Cliquez ici pour lire aussi Burkina : « Nous n’avons pas de problème de société, nous avons des problèmes d’individus », décèle l’ambassadeur Mousbila Sankara


Lefaso.net : Le MPS a, lors de cette investiture, traité le pouvoir Kaboré d’être ingrat envers Yacouba Isaac Zida. Ces propos ne confortent-ils pas ceux-là qui pensent qu’il y a simplement eu « transmission » du pouvoir entre la transition et le pouvoir actuel ?

Mousbila Sankara : Si la transition n’avait pas travaillé à écarter des candidats (CDP, ADF/RDA), ils allaient, peut-être, être élus, mais pas avec un score aussi confortable. Voici la réalité des faits qu’historiquement, on ne doit pas oublier. Aujourd’hui, ceux qui sont au pouvoir se rappellent-ils qu’ils doivent leur pouvoir à Zida ? Zida a été licencié de l’Armée. Mais, depuis quand Blaise Compaoré s’est présenté à un rassemblement ?

A-t-il déjà été passé devant un Conseil de discipline ? Non ! Mais je n’ai pas non plus appris qu’il a été depuis radié de l’Armée. Même Djibrill Bassolé, je ne sais pas s’il a été radié.

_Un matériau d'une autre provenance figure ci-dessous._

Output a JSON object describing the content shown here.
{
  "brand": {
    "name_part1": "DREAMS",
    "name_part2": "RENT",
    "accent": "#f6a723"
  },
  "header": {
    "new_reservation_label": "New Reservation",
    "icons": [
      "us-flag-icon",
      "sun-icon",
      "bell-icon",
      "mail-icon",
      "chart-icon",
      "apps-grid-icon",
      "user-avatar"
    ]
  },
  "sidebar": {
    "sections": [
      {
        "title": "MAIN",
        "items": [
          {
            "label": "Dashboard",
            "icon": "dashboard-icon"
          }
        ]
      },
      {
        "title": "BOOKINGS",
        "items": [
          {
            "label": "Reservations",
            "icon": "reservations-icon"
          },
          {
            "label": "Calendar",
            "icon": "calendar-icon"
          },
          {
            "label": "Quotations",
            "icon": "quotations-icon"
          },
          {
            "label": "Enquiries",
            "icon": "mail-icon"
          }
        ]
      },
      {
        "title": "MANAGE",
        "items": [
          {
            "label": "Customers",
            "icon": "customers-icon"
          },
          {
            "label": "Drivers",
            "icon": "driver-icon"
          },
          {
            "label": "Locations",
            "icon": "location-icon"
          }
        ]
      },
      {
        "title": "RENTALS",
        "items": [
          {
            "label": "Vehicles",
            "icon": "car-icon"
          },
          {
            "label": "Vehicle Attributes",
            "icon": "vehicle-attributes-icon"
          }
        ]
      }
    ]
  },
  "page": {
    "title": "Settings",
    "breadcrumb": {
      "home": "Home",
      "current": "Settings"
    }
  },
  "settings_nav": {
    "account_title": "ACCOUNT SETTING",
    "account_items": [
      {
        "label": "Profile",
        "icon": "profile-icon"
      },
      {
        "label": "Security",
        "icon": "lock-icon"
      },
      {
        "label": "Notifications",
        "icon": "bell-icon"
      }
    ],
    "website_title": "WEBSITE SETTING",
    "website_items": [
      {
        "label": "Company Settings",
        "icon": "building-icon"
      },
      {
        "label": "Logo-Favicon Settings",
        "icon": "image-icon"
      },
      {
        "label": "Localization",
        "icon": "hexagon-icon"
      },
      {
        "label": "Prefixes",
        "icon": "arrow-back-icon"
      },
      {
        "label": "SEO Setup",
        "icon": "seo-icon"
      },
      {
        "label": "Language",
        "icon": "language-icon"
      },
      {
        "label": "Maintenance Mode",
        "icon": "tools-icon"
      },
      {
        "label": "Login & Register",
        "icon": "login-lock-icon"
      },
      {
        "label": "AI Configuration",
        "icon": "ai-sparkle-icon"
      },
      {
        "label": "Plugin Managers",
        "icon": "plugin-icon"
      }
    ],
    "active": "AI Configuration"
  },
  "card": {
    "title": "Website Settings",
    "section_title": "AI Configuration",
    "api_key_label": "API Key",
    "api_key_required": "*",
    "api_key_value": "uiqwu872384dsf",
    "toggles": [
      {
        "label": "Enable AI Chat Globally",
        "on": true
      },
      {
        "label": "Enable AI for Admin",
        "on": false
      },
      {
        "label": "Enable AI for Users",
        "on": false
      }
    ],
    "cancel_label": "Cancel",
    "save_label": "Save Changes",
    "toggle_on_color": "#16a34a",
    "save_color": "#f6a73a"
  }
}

Il y en a d’autres. Alors, il n’y a rien de plus révoltant pour un homme qu’une telle injustice. Si nous n’avions pas travaillé pour demander au général de laisser tomber sa volonté de venir coûte que coûte, on était dans des problèmes. Si vous poussez même les chefs coutumiers à sortir de leur réserve, comme pour dire : "foutez-nous la paix maintenant", ce n’est pas une bonne chose.
Regardez l’état du pays, des gens sont tués à longueur de journée, et on marche, comme si de rien n’était. Ce n’est pas bon. Il faut que les gens aient la suite dans les idées.

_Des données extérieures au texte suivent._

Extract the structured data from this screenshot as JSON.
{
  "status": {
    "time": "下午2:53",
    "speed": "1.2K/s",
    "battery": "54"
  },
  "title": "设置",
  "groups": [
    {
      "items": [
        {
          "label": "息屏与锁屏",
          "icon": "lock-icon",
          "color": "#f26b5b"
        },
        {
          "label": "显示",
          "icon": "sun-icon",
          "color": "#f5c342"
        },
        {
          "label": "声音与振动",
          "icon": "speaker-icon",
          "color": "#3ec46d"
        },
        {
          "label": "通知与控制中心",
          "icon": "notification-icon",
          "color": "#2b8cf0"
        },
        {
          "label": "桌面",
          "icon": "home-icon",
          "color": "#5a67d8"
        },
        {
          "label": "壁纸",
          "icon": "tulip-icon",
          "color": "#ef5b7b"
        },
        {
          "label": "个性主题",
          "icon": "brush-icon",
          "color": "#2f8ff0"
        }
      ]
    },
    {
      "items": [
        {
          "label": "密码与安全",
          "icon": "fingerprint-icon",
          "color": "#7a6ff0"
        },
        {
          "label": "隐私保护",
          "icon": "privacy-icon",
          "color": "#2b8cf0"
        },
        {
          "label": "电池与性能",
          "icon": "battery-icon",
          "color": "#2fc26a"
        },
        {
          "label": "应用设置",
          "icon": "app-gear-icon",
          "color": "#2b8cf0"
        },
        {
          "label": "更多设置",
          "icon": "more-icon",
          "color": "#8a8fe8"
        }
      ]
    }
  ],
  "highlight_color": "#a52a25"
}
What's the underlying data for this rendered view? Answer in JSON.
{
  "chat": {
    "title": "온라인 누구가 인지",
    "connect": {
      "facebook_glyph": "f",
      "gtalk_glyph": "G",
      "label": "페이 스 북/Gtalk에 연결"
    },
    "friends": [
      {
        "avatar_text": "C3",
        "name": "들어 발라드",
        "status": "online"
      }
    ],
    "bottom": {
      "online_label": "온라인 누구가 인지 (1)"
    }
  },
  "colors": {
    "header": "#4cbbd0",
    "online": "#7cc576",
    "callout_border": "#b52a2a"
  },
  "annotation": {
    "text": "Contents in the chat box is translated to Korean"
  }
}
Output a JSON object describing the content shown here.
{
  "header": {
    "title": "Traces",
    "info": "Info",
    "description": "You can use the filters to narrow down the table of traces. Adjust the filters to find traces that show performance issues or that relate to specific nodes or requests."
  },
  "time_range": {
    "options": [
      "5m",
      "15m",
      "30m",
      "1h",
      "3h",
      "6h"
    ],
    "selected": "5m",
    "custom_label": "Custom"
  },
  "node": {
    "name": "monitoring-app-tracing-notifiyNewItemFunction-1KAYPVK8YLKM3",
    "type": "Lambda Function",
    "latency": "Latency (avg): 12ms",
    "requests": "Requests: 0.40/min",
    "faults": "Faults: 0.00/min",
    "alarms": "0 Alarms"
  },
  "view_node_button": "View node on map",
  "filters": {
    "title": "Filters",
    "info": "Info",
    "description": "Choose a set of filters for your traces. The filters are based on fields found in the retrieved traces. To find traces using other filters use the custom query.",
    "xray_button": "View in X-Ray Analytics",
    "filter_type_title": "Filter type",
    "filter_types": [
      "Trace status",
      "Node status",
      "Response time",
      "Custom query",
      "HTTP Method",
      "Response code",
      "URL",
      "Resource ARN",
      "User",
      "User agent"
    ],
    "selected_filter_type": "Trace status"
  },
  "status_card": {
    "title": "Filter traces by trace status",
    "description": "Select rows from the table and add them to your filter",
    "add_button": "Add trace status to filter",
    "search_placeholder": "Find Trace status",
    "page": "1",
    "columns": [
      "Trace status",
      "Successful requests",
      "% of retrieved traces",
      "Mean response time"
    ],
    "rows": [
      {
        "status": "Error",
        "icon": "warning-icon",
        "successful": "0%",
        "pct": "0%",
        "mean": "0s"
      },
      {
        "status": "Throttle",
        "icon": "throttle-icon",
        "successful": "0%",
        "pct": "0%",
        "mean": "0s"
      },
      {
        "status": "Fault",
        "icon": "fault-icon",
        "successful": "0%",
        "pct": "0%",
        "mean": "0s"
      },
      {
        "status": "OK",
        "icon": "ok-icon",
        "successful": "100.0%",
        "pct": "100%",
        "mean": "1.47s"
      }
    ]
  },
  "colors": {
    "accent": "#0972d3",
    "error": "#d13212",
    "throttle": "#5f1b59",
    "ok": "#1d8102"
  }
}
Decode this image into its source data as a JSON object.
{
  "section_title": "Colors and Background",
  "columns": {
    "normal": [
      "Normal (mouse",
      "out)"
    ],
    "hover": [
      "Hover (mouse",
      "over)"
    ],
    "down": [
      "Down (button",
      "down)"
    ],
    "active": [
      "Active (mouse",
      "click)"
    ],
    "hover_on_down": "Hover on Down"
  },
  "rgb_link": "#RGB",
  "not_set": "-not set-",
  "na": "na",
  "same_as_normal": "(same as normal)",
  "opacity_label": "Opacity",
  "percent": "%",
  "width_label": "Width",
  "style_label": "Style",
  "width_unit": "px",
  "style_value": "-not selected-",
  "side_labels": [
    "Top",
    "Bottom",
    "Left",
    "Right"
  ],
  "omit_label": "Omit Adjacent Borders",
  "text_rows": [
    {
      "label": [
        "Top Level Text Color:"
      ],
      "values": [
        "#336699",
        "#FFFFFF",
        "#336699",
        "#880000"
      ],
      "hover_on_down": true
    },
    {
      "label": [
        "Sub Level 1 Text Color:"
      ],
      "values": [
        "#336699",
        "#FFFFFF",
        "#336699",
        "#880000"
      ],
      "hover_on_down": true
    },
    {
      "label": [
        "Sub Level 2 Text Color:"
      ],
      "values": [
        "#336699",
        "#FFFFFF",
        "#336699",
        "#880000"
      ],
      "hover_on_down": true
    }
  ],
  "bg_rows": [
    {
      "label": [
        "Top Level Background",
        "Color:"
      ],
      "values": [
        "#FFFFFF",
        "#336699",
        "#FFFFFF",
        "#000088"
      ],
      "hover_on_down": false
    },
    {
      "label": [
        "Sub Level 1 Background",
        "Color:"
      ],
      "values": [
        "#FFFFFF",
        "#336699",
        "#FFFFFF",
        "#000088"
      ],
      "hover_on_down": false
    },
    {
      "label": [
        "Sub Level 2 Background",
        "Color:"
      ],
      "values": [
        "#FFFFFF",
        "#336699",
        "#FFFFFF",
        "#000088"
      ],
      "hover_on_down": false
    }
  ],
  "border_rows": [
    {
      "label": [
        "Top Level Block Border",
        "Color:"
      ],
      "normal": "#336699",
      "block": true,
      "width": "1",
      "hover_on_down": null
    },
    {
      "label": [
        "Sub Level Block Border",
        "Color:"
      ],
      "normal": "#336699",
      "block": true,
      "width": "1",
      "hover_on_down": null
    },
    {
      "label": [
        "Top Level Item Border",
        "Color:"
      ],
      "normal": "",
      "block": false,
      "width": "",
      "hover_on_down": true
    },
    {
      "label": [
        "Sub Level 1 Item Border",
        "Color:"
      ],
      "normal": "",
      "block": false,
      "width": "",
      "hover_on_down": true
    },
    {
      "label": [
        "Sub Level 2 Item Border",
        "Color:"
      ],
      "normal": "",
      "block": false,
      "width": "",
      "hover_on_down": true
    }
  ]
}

Là où il se situe la Maison du peuple là, il y a un Dima de Boussouma qui y est enterré. Ils ont été convoqués ici à Ouagadougou par le colon pour faire passer des messages. A la fin de la rencontre, le colon aurait demandé si quelqu’un avait quelque chose à dire. C’est là qu’il a levé la main, a pris la parole pour dire que cette façon de les convoquer doit être la dernière, que s’il veut que les chefs soient des auxiliaires, qu’il les respecte. Il a été tué sur place et il a été enterré là-bas, à côté d’une hutte qui servait de lieu de soins aux malades des endémies.

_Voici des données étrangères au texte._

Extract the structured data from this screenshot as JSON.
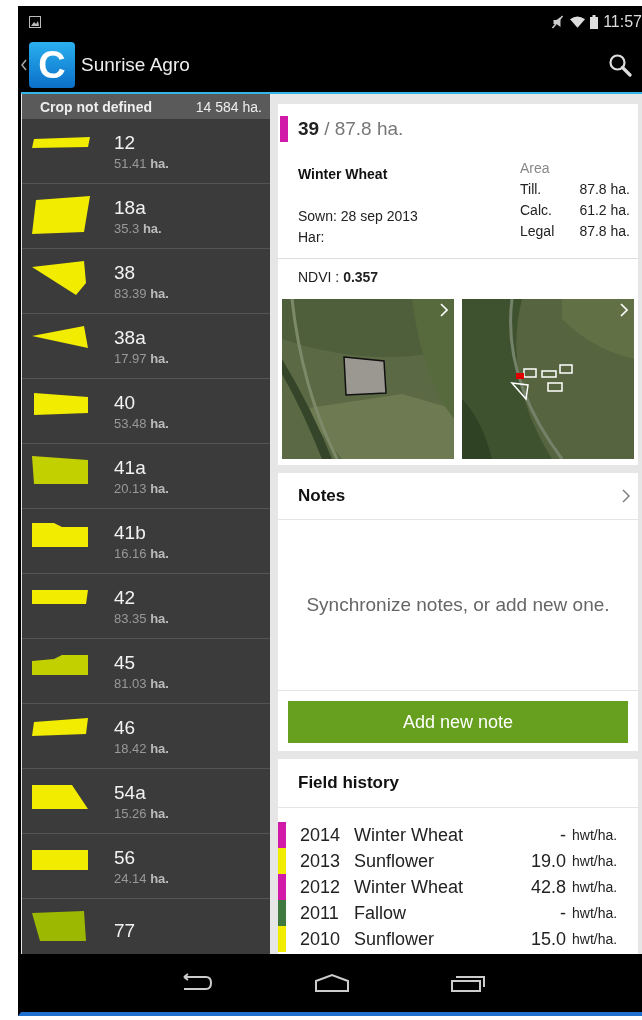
{
  "status_bar": {
    "time": "11:57"
  },
  "action_bar": {
    "logo_letter": "C",
    "title": "Sunrise Agro"
  },
  "crop_group": {
    "name": "Crop not defined",
    "area": "14  584 ha."
  },
  "fields": [
    {
      "name": "12",
      "area": "51.41",
      "unit": "ha.",
      "color": "#f2ec00"
    },
    {
      "name": "18a",
      "area": "35.3",
      "unit": "ha.",
      "color": "#f2ec00"
    },
    {
      "name": "38",
      "area": "83.39",
      "unit": "ha.",
      "color": "#f2ec00"
    },
    {
      "name": "38a",
      "area": "17.97",
      "unit": "ha.",
      "color": "#f2ec00"
    },
    {
      "name": "40",
      "area": "53.48",
      "unit": "ha.",
      "color": "#f2ec00"
    },
    {
      "name": "41a",
      "area": "20.13",
      "unit": "ha.",
      "color": "#c2d000"
    },
    {
      "name": "41b",
      "area": "16.16",
      "unit": "ha.",
      "color": "#f2ec00"
    },
    {
      "name": "42",
      "area": "83.35",
      "unit": "ha.",
      "color": "#f2ec00"
    },
    {
      "name": "45",
      "area": "81.03",
      "unit": "ha.",
      "color": "#c2d000"
    },
    {
      "name": "46",
      "area": "18.42",
      "unit": "ha.",
      "color": "#f2ec00"
    },
    {
      "name": "54a",
      "area": "15.26",
      "unit": "ha.",
      "color": "#f2ec00"
    },
    {
      "name": "56",
      "area": "24.14",
      "unit": "ha.",
      "color": "#f2ec00"
    },
    {
      "name": "77",
      "color": "#9cb800"
    }
  ],
  "field_detail": {
    "number": "39",
    "area": "/ 87.8 ha.",
    "color": "#d21aa8",
    "crop": "Winter Wheat",
    "sown": "Sown: 28 sep 2013",
    "harvest": "Har:",
    "area_title": "Area",
    "areas": [
      {
        "label": "Till.",
        "value": "87.8 ha."
      },
      {
        "label": "Calc.",
        "value": "61.2 ha."
      },
      {
        "label": "Legal",
        "value": "87.8 ha."
      }
    ],
    "ndvi_label": "NDVI :",
    "ndvi_value": "0.357"
  },
  "notes": {
    "title": "Notes",
    "empty_text": "Synchronize notes, or add new one.",
    "button": "Add new note"
  },
  "field_history": {
    "title": "Field history",
    "rows": [
      {
        "year": "2014",
        "crop": "Winter Wheat",
        "yield": "-",
        "unit": "hwt/ha.",
        "color": "#d21aa8"
      },
      {
        "year": "2013",
        "crop": "Sunflower",
        "yield": "19.0",
        "unit": "hwt/ha.",
        "color": "#f2ec00"
      },
      {
        "year": "2012",
        "crop": "Winter Wheat",
        "yield": "42.8",
        "unit": "hwt/ha.",
        "color": "#d21aa8"
      },
      {
        "year": "2011",
        "crop": "Fallow",
        "yield": "-",
        "unit": "hwt/ha.",
        "color": "#3e7a3e"
      },
      {
        "year": "2010",
        "crop": "Sunflower",
        "yield": "15.0",
        "unit": "hwt/ha.",
        "color": "#f2ec00"
      }
    ]
  }
}
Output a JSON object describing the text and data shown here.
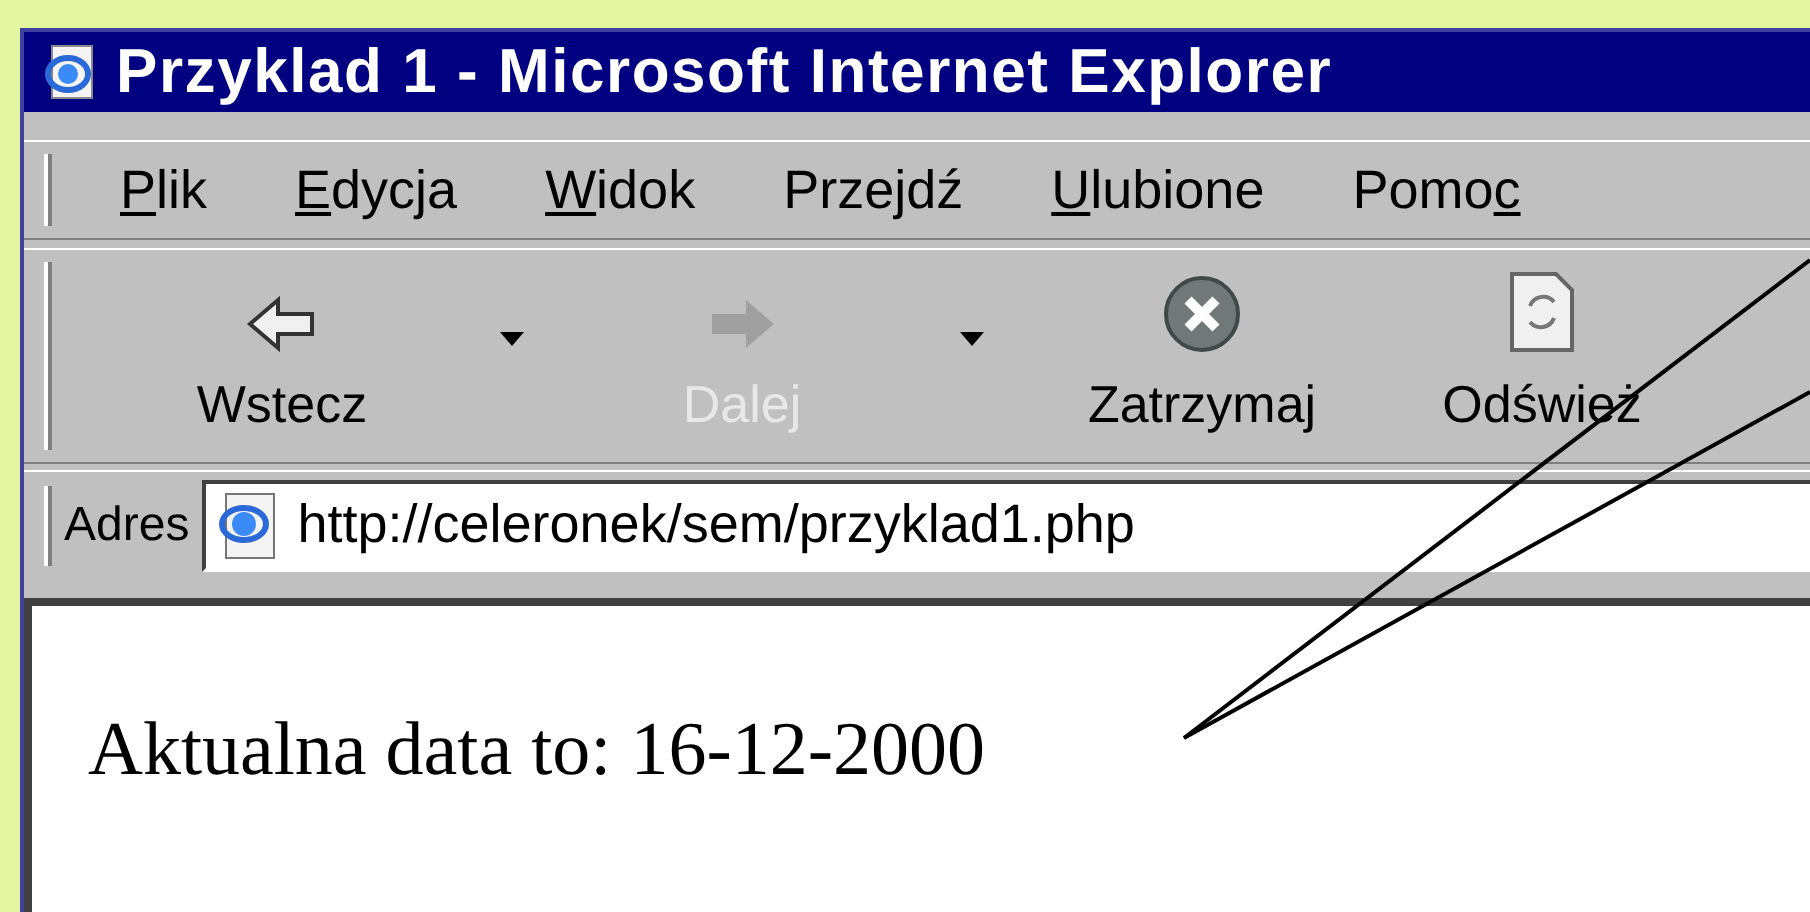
{
  "window": {
    "title": "Przyklad 1 - Microsoft Internet Explorer"
  },
  "menu": [
    {
      "key": "P",
      "post": "lik"
    },
    {
      "key": "E",
      "post": "dycja"
    },
    {
      "key": "W",
      "post": "idok"
    },
    {
      "pre": "Prze",
      "key": "j",
      "post": "dź"
    },
    {
      "key": "U",
      "post": "lubione"
    },
    {
      "pre": "Pomo",
      "key": "c"
    }
  ],
  "toolbar": [
    {
      "kind": "back",
      "label": "Wstecz",
      "disabled": false,
      "dropdown": true
    },
    {
      "kind": "forward",
      "label": "Dalej",
      "disabled": true,
      "dropdown": true
    },
    {
      "kind": "stop",
      "label": "Zatrzymaj",
      "disabled": false,
      "dropdown": false
    },
    {
      "kind": "refresh",
      "label": "Odśwież",
      "disabled": false,
      "dropdown": false
    }
  ],
  "address": {
    "label": "Adres",
    "value": "http://celeronek/sem/przyklad1.php"
  },
  "content": {
    "text": "Aktualna data to: 16-12-2000"
  }
}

Bref, on ne peut pas tout raconter, mais c’est pour dire que les gens doivent faire attention, ils doivent regarder derrière eux quand ils posent des actes. Ici ou ailleurs, la chefferie coutumière a payé de sa vie pour la dignité et pour la reconstitution de notre pays dans son territoire actuel. C’est aussi pour préciser que les grands-parents de certains chefs aujourd’hui ont eu du mérite, en payant déjà, plusieurs années à l’avance, ce que nous avons aujourd’hui comme espace. La chefferie coutumière (de toutes les contrées) peut beaucoup contribuer aujourd’hui à la cohésion sociale et au vivre-ensemble. Il faut simplement savoir la mettre à contribution.

Lefaso.net : Vous louez Zida, mais ceux d’en face également disent qu’il n’est qu’un accident de l’histoire, qu’il n’a aucun mérite ; il a hérité d’un pouvoir que le peuple a arraché !

Mousbila Sankara : C’est très bien. Le peuple a commencé la lutte quand ? C’est même pour ça qu’il faut le féliciter ! Depuis l’avènement de la démocratie, un parti comme l’UNIR/PS, les sankaristes en général, et autres ont demandé le départ de Blaise Compaoré. Personne ne demandait la dissolution du RSP. Le 31 octobre (2014), Blaise Compaoré est parti, mais le RSP est resté !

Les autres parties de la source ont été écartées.